Il linguaggio segreto delle zampe: cosa ci raccontano i gesti di cani e gatti

Dalla zampa appoggiata alla porta ai graffi sul divano: ogni movimento ha un significato

Gli animali domestici comunicano continuamente con noi, ma spesso lo fanno senza utilizzare suoni. Prima ancora di abbaiare o miagolare, cani e gatti parlano attraverso il corpo: lo sguardo, la posizione delle orecchie, la coda e soprattutto le zampe.

Le zampe, in particolare, sono uno strumento fondamentale di comunicazione. Un cane che appoggia la zampa sulla gamba del proprietario, un gatto che impasta con gli arti anteriori una coperta o un felino che graffia un mobile non stanno compiendo gesti casuali. Dietro questi comportamenti si nascondono istinti, emozioni e strategie di relazione.

Nel cane, la zampa può diventare un vero e proprio messaggio. Quando la appoggia sul proprietario può voler attirare attenzione, chiedere qualcosa o cercare un contatto. Molti cani imparano rapidamente che quel gesto produce una risposta: una carezza, una parola, un’interazione.

In altri casi la zampa può essere un segnale di insicurezza o richiesta di rassicurazione. Un cane che cerca il contatto fisico durante un momento di paura, come un temporale o un rumore improvviso, utilizza il corpo per comunicare il proprio bisogno di sicurezza.
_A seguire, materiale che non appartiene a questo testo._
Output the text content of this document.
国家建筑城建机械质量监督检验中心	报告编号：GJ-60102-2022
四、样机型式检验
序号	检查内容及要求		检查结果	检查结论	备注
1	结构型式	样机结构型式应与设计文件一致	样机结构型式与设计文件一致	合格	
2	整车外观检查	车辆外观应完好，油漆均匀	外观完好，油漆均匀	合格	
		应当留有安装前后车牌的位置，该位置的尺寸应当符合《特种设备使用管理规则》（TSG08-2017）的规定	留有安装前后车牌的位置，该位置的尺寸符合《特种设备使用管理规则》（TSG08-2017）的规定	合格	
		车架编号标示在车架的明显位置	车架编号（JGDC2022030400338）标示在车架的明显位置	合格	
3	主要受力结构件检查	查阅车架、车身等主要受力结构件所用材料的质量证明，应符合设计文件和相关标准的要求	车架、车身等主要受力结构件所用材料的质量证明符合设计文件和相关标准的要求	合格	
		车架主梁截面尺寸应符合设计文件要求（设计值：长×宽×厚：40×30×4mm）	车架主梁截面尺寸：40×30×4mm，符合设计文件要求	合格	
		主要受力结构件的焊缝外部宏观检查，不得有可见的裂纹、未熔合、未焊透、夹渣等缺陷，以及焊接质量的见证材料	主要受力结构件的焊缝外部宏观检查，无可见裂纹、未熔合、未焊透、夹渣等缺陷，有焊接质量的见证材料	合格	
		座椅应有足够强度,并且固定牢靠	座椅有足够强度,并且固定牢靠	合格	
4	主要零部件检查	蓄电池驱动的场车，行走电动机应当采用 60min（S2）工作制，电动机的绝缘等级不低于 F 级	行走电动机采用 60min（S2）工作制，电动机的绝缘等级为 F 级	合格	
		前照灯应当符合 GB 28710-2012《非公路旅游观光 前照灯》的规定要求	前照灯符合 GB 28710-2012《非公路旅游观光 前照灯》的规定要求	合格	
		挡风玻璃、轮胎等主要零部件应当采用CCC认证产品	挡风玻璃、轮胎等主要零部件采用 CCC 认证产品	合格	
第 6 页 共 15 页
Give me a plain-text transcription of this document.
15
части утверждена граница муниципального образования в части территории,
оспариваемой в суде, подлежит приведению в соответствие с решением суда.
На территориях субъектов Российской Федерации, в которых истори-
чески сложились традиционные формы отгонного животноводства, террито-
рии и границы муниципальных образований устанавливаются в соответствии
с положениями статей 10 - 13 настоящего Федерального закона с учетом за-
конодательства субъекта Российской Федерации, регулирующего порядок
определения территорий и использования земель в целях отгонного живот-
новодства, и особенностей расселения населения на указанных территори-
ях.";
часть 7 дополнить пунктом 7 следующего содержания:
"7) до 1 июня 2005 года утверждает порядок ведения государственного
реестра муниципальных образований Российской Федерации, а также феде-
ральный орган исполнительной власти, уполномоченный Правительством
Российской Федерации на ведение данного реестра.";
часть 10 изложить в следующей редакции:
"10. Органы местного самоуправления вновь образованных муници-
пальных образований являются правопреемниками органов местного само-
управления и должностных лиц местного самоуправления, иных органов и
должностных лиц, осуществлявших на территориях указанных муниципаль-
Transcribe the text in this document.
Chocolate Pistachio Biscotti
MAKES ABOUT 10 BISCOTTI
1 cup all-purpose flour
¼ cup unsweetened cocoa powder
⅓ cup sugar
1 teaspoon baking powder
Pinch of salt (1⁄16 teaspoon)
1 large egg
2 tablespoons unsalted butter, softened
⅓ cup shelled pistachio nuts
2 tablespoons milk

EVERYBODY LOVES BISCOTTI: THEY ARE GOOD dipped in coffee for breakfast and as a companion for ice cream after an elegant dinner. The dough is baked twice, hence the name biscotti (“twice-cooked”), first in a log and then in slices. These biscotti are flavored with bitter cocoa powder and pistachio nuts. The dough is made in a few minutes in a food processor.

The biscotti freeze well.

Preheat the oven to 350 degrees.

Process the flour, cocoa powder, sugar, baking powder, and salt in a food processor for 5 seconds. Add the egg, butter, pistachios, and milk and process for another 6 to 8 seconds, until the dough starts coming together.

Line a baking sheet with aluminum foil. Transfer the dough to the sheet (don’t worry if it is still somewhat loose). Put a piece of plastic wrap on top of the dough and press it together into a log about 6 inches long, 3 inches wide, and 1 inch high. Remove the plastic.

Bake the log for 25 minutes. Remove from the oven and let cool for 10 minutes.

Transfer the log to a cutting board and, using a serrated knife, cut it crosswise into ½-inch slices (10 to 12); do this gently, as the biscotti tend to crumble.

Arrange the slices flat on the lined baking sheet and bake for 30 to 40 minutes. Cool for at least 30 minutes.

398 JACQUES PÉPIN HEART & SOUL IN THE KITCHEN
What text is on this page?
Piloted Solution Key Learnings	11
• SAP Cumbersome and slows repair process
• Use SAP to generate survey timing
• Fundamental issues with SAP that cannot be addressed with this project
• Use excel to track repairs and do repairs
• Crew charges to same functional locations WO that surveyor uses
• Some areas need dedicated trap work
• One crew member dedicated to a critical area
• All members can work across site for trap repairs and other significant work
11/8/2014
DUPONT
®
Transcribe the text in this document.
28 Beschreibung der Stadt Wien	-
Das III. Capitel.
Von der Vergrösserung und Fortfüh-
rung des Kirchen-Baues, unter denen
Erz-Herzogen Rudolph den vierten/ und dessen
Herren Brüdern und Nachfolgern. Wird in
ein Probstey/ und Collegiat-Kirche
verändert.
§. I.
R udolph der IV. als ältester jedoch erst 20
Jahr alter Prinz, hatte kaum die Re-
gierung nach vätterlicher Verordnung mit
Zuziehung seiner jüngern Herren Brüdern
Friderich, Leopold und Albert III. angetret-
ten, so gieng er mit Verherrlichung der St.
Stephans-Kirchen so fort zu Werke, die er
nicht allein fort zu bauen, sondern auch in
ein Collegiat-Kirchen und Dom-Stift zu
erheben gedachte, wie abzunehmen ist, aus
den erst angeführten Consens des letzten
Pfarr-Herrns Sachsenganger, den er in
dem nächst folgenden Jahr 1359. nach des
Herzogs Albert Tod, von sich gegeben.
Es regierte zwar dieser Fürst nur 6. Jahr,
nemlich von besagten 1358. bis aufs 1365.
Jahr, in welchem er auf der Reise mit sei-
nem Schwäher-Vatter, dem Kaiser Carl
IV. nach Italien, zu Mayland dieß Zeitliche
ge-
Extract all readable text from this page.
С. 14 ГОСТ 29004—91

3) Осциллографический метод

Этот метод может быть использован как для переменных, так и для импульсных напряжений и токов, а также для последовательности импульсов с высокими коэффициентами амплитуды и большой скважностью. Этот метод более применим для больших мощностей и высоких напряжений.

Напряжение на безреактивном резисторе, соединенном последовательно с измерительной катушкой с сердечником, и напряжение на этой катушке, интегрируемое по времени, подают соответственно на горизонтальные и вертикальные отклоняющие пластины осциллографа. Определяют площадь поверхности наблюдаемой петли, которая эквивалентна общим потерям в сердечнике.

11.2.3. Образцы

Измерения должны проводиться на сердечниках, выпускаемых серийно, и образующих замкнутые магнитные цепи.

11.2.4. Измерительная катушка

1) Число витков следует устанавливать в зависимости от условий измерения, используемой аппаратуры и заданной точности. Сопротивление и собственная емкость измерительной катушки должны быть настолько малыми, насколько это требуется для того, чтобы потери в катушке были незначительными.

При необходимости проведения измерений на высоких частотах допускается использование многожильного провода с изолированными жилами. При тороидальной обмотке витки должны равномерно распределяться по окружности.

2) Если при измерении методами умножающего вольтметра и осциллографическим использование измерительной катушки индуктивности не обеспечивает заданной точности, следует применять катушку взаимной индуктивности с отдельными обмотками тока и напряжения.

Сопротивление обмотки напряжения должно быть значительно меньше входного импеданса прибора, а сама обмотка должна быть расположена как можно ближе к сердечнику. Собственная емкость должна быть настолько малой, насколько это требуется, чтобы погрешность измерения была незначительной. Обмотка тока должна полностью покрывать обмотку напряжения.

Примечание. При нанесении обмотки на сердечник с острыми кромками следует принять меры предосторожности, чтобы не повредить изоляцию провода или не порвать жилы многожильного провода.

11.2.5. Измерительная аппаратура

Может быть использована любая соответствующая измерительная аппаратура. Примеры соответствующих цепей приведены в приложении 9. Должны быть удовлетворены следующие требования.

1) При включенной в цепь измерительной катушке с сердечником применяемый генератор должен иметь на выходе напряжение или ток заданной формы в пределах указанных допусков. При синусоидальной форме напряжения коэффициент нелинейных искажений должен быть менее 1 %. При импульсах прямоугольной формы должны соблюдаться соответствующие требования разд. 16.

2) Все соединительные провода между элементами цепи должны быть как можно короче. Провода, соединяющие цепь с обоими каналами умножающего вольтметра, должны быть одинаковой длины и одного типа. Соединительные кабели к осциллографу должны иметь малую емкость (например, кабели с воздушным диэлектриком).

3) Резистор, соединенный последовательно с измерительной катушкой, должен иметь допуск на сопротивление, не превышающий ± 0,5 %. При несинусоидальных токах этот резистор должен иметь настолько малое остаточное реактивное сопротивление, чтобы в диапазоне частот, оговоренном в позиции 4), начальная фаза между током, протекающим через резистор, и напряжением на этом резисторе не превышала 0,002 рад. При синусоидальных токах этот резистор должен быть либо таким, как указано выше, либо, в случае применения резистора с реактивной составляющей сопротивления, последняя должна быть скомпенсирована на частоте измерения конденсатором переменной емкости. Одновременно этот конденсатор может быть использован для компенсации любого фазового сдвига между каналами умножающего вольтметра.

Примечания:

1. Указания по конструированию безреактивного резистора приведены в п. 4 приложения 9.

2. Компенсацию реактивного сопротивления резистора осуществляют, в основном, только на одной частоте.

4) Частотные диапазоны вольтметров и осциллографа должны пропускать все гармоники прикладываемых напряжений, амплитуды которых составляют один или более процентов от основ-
Anche il gatto usa molto le zampe per esprimere il proprio stato emotivo. Uno dei comportamenti più conosciuti è la “fusa con impasto”, quel movimento alternato delle zampe anteriori su coperte, cuscini o persone. Questo gesto nasce dall’infanzia: il cucciolo lo utilizza durante l’allattamento per stimolare la produzione di latte della madre.

Nell’età adulta può rimanere come comportamento associato al benessere, alla tranquillità e alla ricerca di conforto. Quando un gatto impasta vicino al proprio umano sta spesso manifestando uno stato di rilassamento e fiducia.

Graffi, carezze e impronte: perché gli animali lasciano il loro segno


Uno dei comportamenti più fraintesi dei gatti riguarda il graffiare. Per molti proprietari il divano rovinato rappresenta un problema, ma il graffio non è un “dispetto”. È un comportamento naturale e indispensabile.

Il gatto graffia per diverse ragioni: mantiene in salute gli artigli, allunga i muscoli, scarica tensione e soprattutto comunica. Attraverso i graffi lascia segnali visivi e olfattivi grazie alle ghiandole presenti nelle zampe.

Quando un gatto graffia un determinato punto della casa sta quindi marcando il territorio e dichiarando che quello spazio fa parte del suo ambiente sicuro.

Per questo motivo punirlo non è una soluzione efficace. È più utile offrirgli alternative come tiragraffi posizionati nei luoghi strategici, soprattutto vicino alle zone dove tende naturalmente a lasciare il proprio segno.

Anche le impronte delle zampe hanno un ruolo nella comunicazione. I cani, grazie all’olfatto, possono raccogliere informazioni dalle tracce lasciate da altri animali. Per loro una semplice impronta può raccontare una storia: chi è passato, da quanto tempo e in quale direzione si è mosso.

Un altro gesto curioso è quando il cane solleva una zampa durante una passeggiata o mentre osserva qualcosa. In alcune situazioni può essere un segnale di concentrazione: il cane sta elaborando informazioni e preparando la propria risposta.

Nei cani da caccia, ad esempio, questa posizione è stata selezionata nel tempo come parte del comportamento di indicazione della presenza di una preda.

Imparare a leggere le zampe significa quindi imparare un nuovo linguaggio. I nostri animali non usano parole, ma comunicano attraverso una serie infinita di piccoli segnali.

Una zampa che cerca la nostra mano, un gatto che impasta una coperta o un cane che ci sfiora durante una passeggiata raccontano emozioni, bisogni e relazioni. Sono gesti semplici, ma rappresentano una parte fondamentale del dialogo quotidiano tra esseri umani e animali.